Apple has been researching the use of haptics in the Siri Remote that could guide future users silently and invisibly toward content on the device they want to control.
If you have an Apple TV set with a Siri Remote, you don't need haptic feedback. Assuming you can find the remote, and you have it facing the right away around, then you just press a button and you know it works when your Apple TV reacts.
But sometimes it's less clear that a device has responded to your pressing on a remote control, or tapping on an iPhone app. That may be because of what you're trying to control, such as a speaker that has no visual display.
It could equally be because of accessibility needs -- or it could well be that a games controller would benefit from immediate haptic feedback.
Or it could simply be that you have one remote control, or iPhone, and you are surrounded by devices that they could work with.
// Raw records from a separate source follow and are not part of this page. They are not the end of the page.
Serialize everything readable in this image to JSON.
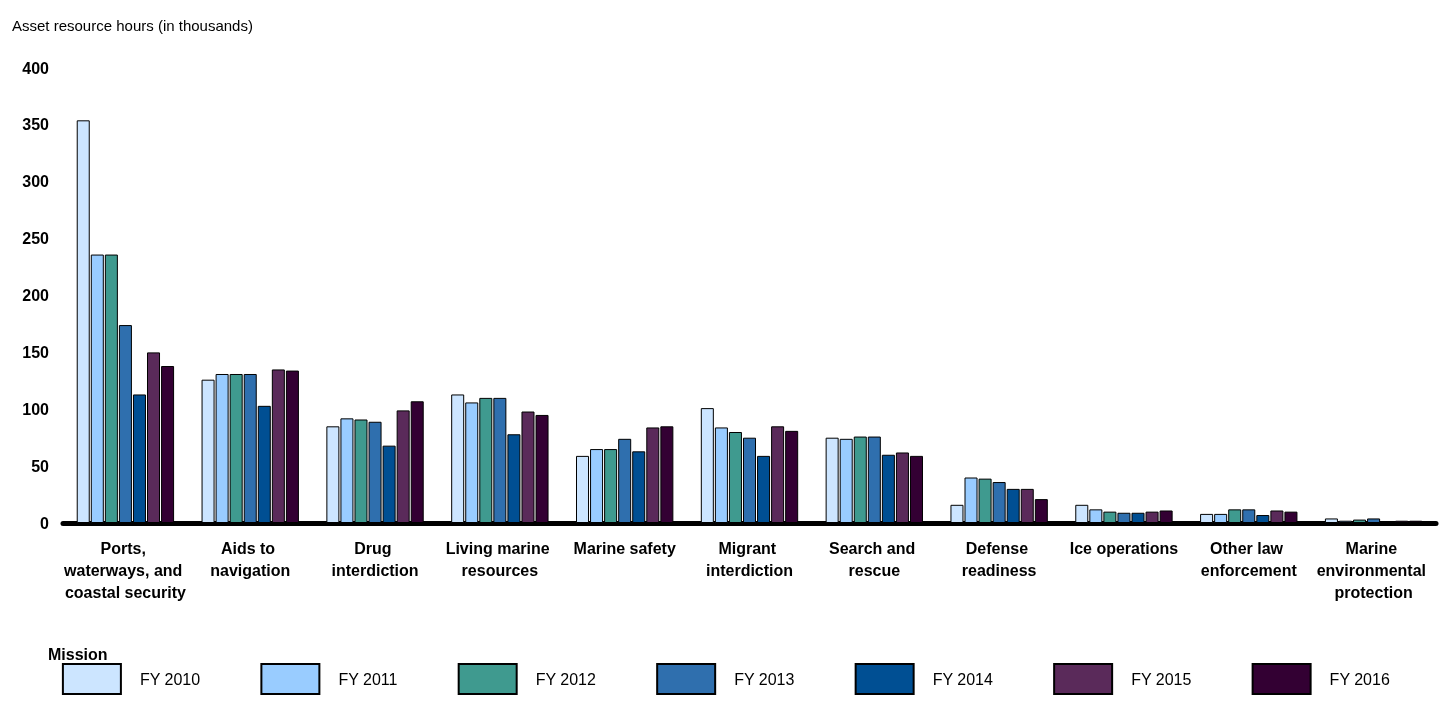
{
  "chart_data": {
    "type": "bar",
    "ylabel": "Asset resource hours (in thousands)",
    "xlabel": "Mission",
    "categories": [
      "Ports, waterways, and coastal security",
      "Aids to navigation",
      "Drug interdiction",
      "Living marine resources",
      "Marine safety",
      "Migrant interdiction",
      "Search and rescue",
      "Defense readiness",
      "Ice operations",
      "Other law enforcement",
      "Marine environmental protection"
    ],
    "series": [
      {
        "name": "FY 2010",
        "color": "#cce5ff",
        "values": [
          354,
          126,
          85,
          113,
          59,
          101,
          75,
          16,
          16,
          8,
          4
        ]
      },
      {
        "name": "FY 2011",
        "color": "#99ccff",
        "values": [
          236,
          131,
          92,
          106,
          65,
          84,
          74,
          40,
          12,
          8,
          2
        ]
      },
      {
        "name": "FY 2012",
        "color": "#3f9a8f",
        "values": [
          236,
          131,
          91,
          110,
          65,
          80,
          76,
          39,
          10,
          12,
          3
        ]
      },
      {
        "name": "FY 2013",
        "color": "#2f6fae",
        "values": [
          174,
          131,
          89,
          110,
          74,
          75,
          76,
          36,
          9,
          12,
          4
        ]
      },
      {
        "name": "FY 2014",
        "color": "#004f93",
        "values": [
          113,
          103,
          68,
          78,
          63,
          59,
          60,
          30,
          9,
          7,
          1
        ]
      },
      {
        "name": "FY 2015",
        "color": "#5a2a5a",
        "values": [
          150,
          135,
          99,
          98,
          84,
          85,
          62,
          30,
          10,
          11,
          2
        ]
      },
      {
        "name": "FY 2016",
        "color": "#330033",
        "values": [
          138,
          134,
          107,
          95,
          85,
          81,
          59,
          21,
          11,
          10,
          2
        ]
      }
    ],
    "ylim": [
      0,
      400
    ],
    "yticks": [
      0,
      50,
      100,
      150,
      200,
      250,
      300,
      350,
      400
    ],
    "grid": false,
    "legend": "bottom"
  }
}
Apple has been researching how haptic feedback could not just tell you something has worked, but also guide you to pointing toward the right device out of many.
The remote control (or iPhone) could "snap" to the right device
In a newly-revealed patent application called "Electronic Devices With Touch Input Components And Haptic Output Components," Apple concentrates on using haptics with physical remote controls.
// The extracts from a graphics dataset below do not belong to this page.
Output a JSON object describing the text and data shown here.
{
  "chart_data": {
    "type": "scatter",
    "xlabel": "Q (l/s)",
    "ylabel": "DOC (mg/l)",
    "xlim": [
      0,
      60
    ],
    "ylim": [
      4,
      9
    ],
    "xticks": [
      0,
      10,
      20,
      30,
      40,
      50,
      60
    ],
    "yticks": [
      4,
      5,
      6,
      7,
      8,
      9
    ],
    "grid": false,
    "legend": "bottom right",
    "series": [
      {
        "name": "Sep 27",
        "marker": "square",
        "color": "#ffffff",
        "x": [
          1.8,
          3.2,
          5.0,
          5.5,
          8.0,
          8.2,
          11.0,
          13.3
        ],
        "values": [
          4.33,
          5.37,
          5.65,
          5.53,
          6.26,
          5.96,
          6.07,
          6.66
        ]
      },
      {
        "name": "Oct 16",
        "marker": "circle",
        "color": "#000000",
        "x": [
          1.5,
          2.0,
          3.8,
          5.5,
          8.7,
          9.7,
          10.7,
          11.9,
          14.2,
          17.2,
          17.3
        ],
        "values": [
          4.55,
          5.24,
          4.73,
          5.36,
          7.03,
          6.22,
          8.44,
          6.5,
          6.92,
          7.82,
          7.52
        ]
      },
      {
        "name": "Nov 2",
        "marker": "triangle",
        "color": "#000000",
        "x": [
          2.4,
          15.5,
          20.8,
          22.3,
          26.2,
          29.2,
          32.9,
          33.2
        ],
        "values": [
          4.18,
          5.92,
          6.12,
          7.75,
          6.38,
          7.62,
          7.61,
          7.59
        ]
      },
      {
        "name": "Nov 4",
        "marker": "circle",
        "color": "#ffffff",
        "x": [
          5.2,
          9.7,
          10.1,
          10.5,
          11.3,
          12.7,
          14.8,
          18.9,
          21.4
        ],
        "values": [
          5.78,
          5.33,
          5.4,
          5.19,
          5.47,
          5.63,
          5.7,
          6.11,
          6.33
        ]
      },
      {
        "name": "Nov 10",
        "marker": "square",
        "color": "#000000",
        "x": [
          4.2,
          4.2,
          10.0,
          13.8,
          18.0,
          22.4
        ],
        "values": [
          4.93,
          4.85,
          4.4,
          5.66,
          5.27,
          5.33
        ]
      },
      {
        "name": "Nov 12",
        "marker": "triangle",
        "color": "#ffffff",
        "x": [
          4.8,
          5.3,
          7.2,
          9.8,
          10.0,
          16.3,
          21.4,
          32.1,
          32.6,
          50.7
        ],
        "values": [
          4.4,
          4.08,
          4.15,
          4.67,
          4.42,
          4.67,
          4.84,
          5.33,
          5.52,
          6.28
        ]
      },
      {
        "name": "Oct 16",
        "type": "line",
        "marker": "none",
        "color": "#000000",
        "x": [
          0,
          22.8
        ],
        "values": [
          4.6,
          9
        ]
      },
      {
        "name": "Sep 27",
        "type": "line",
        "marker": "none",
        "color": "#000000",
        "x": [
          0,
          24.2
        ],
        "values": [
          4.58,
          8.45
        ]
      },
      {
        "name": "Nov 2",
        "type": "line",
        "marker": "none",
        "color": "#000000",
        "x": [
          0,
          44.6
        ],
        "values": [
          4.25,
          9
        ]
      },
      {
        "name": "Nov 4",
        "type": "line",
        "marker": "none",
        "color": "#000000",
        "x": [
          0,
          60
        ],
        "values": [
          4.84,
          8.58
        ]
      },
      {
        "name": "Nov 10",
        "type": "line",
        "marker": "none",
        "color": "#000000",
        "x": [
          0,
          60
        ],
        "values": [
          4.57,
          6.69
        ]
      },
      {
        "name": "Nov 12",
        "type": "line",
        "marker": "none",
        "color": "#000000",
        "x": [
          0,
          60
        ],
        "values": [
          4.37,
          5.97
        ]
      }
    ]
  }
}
"An electronic device may include touch input components and associated haptic output components," it says. "The control circuitry may provide haptic output in response to touch input on the touch input components and may send wireless signals to the external electronic device based on the touch input."
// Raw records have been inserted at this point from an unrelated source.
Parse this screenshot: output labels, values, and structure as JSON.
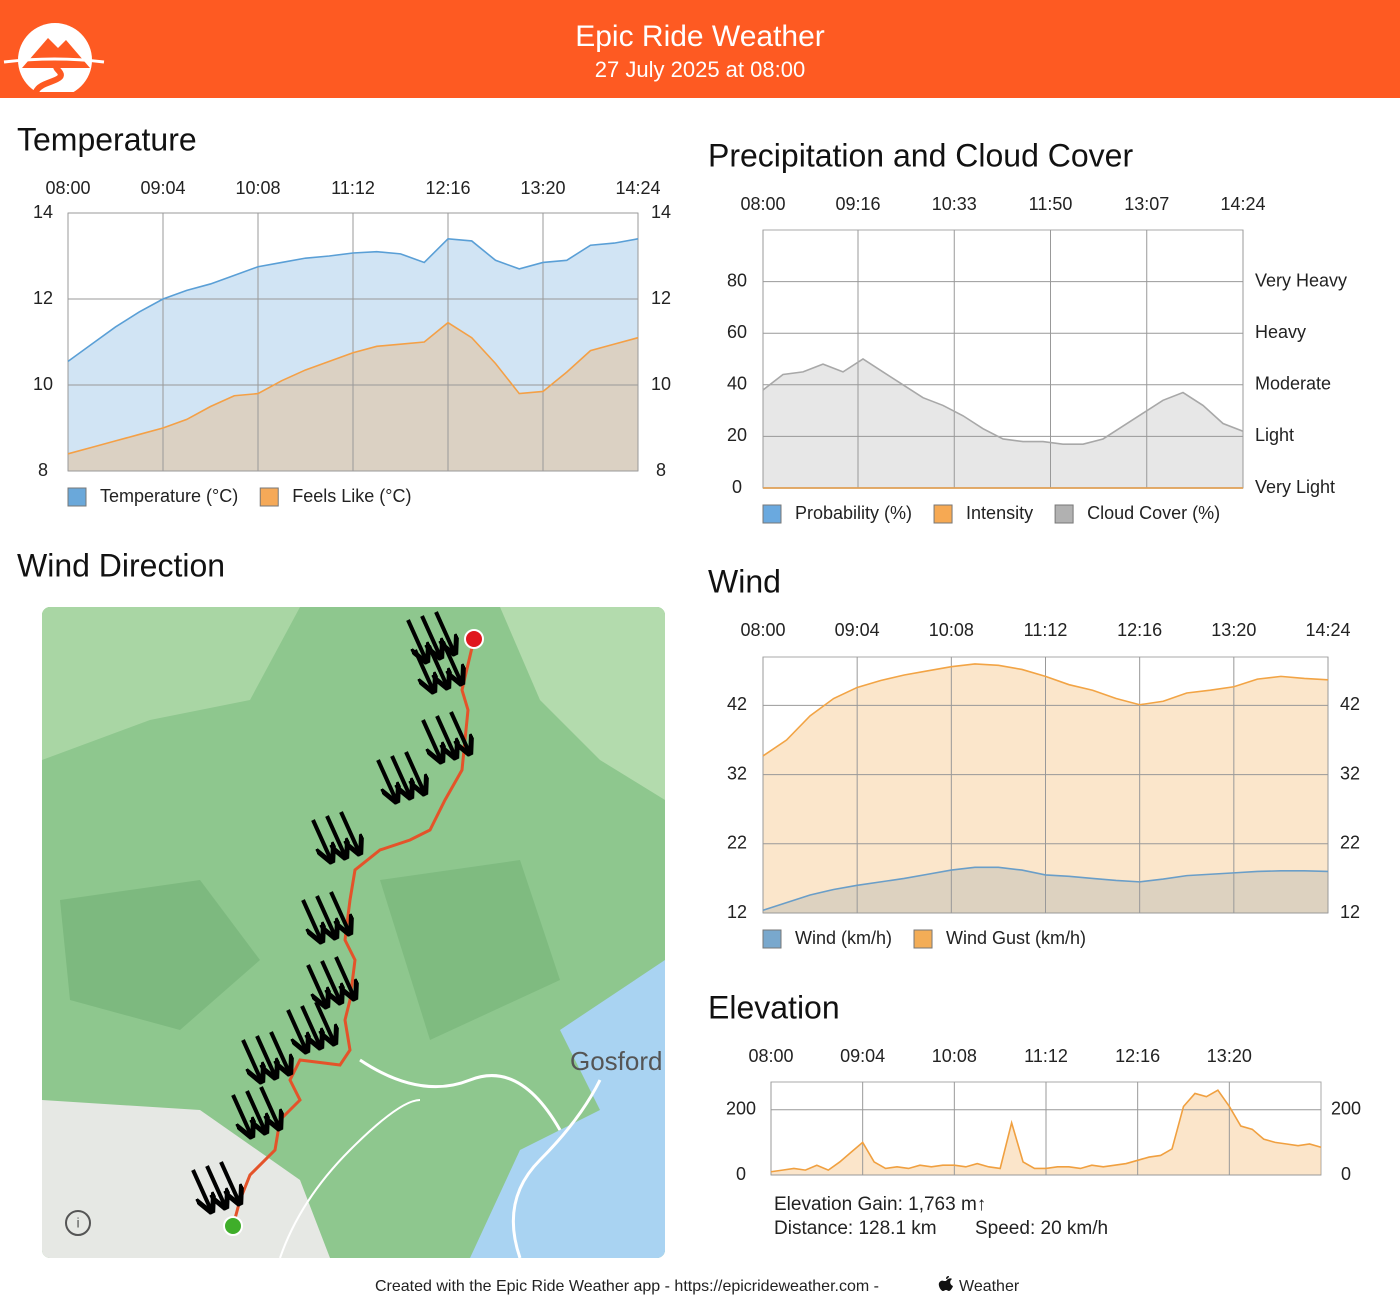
{
  "header": {
    "title": "Epic Ride Weather",
    "subtitle": "27 July 2025 at 08:00"
  },
  "map": {
    "title": "Wind Direction",
    "place_label": "Gosford"
  },
  "footer": {
    "credit": "Created with the Epic Ride Weather app - https://epicrideweather.com -",
    "source": "Weather"
  },
  "chart_data": [
    {
      "type": "area",
      "title": "Temperature",
      "x": [
        "08:00",
        "08:16",
        "08:32",
        "08:48",
        "09:04",
        "09:20",
        "09:36",
        "09:52",
        "10:08",
        "10:24",
        "10:40",
        "10:56",
        "11:12",
        "11:28",
        "11:44",
        "12:00",
        "12:16",
        "12:32",
        "12:48",
        "13:04",
        "13:20",
        "13:36",
        "13:52",
        "14:08",
        "14:24"
      ],
      "xlim": [
        "08:00",
        "14:24"
      ],
      "xticks": [
        "08:00",
        "09:04",
        "10:08",
        "11:12",
        "12:16",
        "13:20",
        "14:24"
      ],
      "ylim": [
        8,
        14
      ],
      "yticks": [
        8,
        10,
        12,
        14
      ],
      "y2lim": [
        8,
        14
      ],
      "y2ticks": [
        8,
        10,
        12,
        14
      ],
      "grid": true,
      "series": [
        {
          "name": "Temperature (°C)",
          "color": "#5a9fd6",
          "values": [
            10.55,
            10.95,
            11.35,
            11.7,
            12.0,
            12.2,
            12.35,
            12.55,
            12.75,
            12.85,
            12.95,
            13.0,
            13.07,
            13.1,
            13.05,
            12.85,
            13.4,
            13.35,
            12.9,
            12.7,
            12.85,
            12.9,
            13.25,
            13.3,
            13.4
          ]
        },
        {
          "name": "Feels Like (°C)",
          "color": "#f4a046",
          "values": [
            8.4,
            8.55,
            8.7,
            8.85,
            9.0,
            9.2,
            9.5,
            9.75,
            9.8,
            10.1,
            10.35,
            10.55,
            10.75,
            10.9,
            10.95,
            11.0,
            11.45,
            11.1,
            10.5,
            9.8,
            9.85,
            10.3,
            10.8,
            10.95,
            11.1
          ]
        }
      ]
    },
    {
      "type": "area",
      "title": "Precipitation and Cloud Cover",
      "x": [
        "08:00",
        "08:16",
        "08:32",
        "08:48",
        "09:04",
        "09:20",
        "09:36",
        "09:52",
        "10:08",
        "10:24",
        "10:40",
        "10:56",
        "11:12",
        "11:28",
        "11:44",
        "12:00",
        "12:16",
        "12:32",
        "12:48",
        "13:04",
        "13:20",
        "13:36",
        "13:52",
        "14:08",
        "14:24"
      ],
      "xlim": [
        "08:00",
        "14:24"
      ],
      "xticks": [
        "08:00",
        "09:16",
        "10:33",
        "11:50",
        "13:07",
        "14:24"
      ],
      "ylim": [
        0,
        100
      ],
      "yticks": [
        0,
        20,
        40,
        60,
        80
      ],
      "y2lim": [
        0,
        100
      ],
      "y2ticks": [
        {
          "value": 0,
          "label": "Very Light"
        },
        {
          "value": 20,
          "label": "Light"
        },
        {
          "value": 40,
          "label": "Moderate"
        },
        {
          "value": 60,
          "label": "Heavy"
        },
        {
          "value": 80,
          "label": "Very Heavy"
        }
      ],
      "grid": true,
      "series": [
        {
          "name": "Probability (%)",
          "color": "#5aa0dc",
          "values": [
            0,
            0,
            0,
            0,
            0,
            0,
            0,
            0,
            0,
            0,
            0,
            0,
            0,
            0,
            0,
            0,
            0,
            0,
            0,
            0,
            0,
            0,
            0,
            0,
            0
          ]
        },
        {
          "name": "Intensity",
          "color": "#f5a040",
          "values": [
            0,
            0,
            0,
            0,
            0,
            0,
            0,
            0,
            0,
            0,
            0,
            0,
            0,
            0,
            0,
            0,
            0,
            0,
            0,
            0,
            0,
            0,
            0,
            0,
            0
          ]
        },
        {
          "name": "Cloud Cover (%)",
          "color": "#a8a8a8",
          "values": [
            38,
            44,
            45,
            48,
            45,
            50,
            45,
            40,
            35,
            32,
            28,
            23,
            19,
            18,
            18,
            17,
            17,
            19,
            24,
            29,
            34,
            37,
            32,
            25,
            22
          ]
        }
      ]
    },
    {
      "type": "area",
      "title": "Wind",
      "x": [
        "08:00",
        "08:16",
        "08:32",
        "08:48",
        "09:04",
        "09:20",
        "09:36",
        "09:52",
        "10:08",
        "10:24",
        "10:40",
        "10:56",
        "11:12",
        "11:28",
        "11:44",
        "12:00",
        "12:16",
        "12:32",
        "12:48",
        "13:04",
        "13:20",
        "13:36",
        "13:52",
        "14:08",
        "14:24"
      ],
      "xlim": [
        "08:00",
        "14:24"
      ],
      "xticks": [
        "08:00",
        "09:04",
        "10:08",
        "11:12",
        "12:16",
        "13:20",
        "14:24"
      ],
      "ylim": [
        12,
        49
      ],
      "yticks": [
        12,
        22,
        32,
        42
      ],
      "y2lim": [
        12,
        49
      ],
      "y2ticks": [
        12,
        22,
        32,
        42
      ],
      "grid": true,
      "series": [
        {
          "name": "Wind (km/h)",
          "color": "#6a9ec8",
          "values": [
            12.4,
            13.5,
            14.6,
            15.4,
            16,
            16.5,
            17,
            17.6,
            18.2,
            18.6,
            18.6,
            18.2,
            17.5,
            17.3,
            17,
            16.7,
            16.5,
            16.9,
            17.4,
            17.6,
            17.8,
            18,
            18.1,
            18.1,
            18
          ]
        },
        {
          "name": "Wind Gust (km/h)",
          "color": "#f2a445",
          "values": [
            34.7,
            37,
            40.5,
            43,
            44.6,
            45.6,
            46.4,
            47,
            47.6,
            48,
            47.8,
            47.2,
            46.2,
            45,
            44.2,
            43,
            42.1,
            42.6,
            43.8,
            44.2,
            44.7,
            45.8,
            46.2,
            45.9,
            45.7
          ]
        }
      ]
    },
    {
      "type": "area",
      "title": "Elevation",
      "x": [
        "08:00",
        "08:08",
        "08:16",
        "08:24",
        "08:32",
        "08:40",
        "08:48",
        "08:56",
        "09:04",
        "09:12",
        "09:20",
        "09:28",
        "09:36",
        "09:44",
        "09:52",
        "10:00",
        "10:08",
        "10:16",
        "10:24",
        "10:32",
        "10:40",
        "10:48",
        "10:56",
        "11:04",
        "11:12",
        "11:20",
        "11:28",
        "11:36",
        "11:44",
        "11:52",
        "12:00",
        "12:08",
        "12:16",
        "12:24",
        "12:32",
        "12:40",
        "12:48",
        "12:56",
        "13:04",
        "13:12",
        "13:20",
        "13:28",
        "13:36",
        "13:44",
        "13:52",
        "14:00",
        "14:08",
        "14:16",
        "14:24"
      ],
      "xlim": [
        "08:00",
        "14:24"
      ],
      "xticks": [
        "08:00",
        "09:04",
        "10:08",
        "11:12",
        "12:16",
        "13:20"
      ],
      "ylim": [
        0,
        285
      ],
      "yticks": [
        0,
        200
      ],
      "y2lim": [
        0,
        285
      ],
      "y2ticks": [
        0,
        200
      ],
      "grid": true,
      "color": "#f0a040",
      "values": [
        10,
        15,
        20,
        15,
        30,
        15,
        40,
        70,
        100,
        40,
        20,
        25,
        20,
        30,
        25,
        30,
        30,
        25,
        35,
        25,
        20,
        160,
        40,
        20,
        20,
        25,
        25,
        20,
        30,
        25,
        30,
        35,
        45,
        55,
        60,
        80,
        210,
        250,
        240,
        260,
        210,
        150,
        140,
        110,
        100,
        95,
        90,
        95,
        85
      ],
      "annotations": [
        "Elevation Gain: 1,763 m↑",
        "Distance: 128.1 km",
        "Speed: 20 km/h"
      ]
    }
  ]
}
"The haptic output components may provide local and global haptic output, continues Apple. "Local haptic output may be used to guide a user to the location of the electronic device or to provide a button click sensation to the user in response to touch input."
"Global haptic output may be used to notify the user that the electronic device is aligned towards the external electronic device and is ready to receive user input to control or communicate with the external electronic device," says the patent application.
Just to be thorough, as well as taking commands or responding to inputs, Apple's idea also notes when a device is switched off. "Control circuitry may switch a haptic output component into an inactive mode to inform the user that a touch input component is inactive," it says.
Apple also explores using Time of Flight to determine the distance between the remote and the device it's intended to control.
All of Apple's illustrations in the patent application show a physical remote control, which rather looks like a crude iPhone. The patent application definitely aims to cover more than physical remotes, or even solely iPhone apps, though.
"[The electronic] device may be a computing device such as a laptop computer, a computer monitor containing an embedded computer, a tablet computer, a cellular telephone, a media player, or other handheld or portable electronic device," it says. "[Or] a smaller device such as a wristwatch device, a pendant device, a headphone or earpiece device, a device embedded in eyeglasses or other equipment worn on a user's head, or other wearable or miniature device, a television, a computer display that does not contain an embedded computer, a gaming device, a navigation device, an embedded system such as a system in which electronic equipment with a display is mounted in a kiosk or automobile"
That's Apple trying to make one patent claim cover every conceivable implementation. But since Apple first introduced the use of haptic feedback, the feature has spread to many more applications, so it's easy to believe the same thing could happen with this development.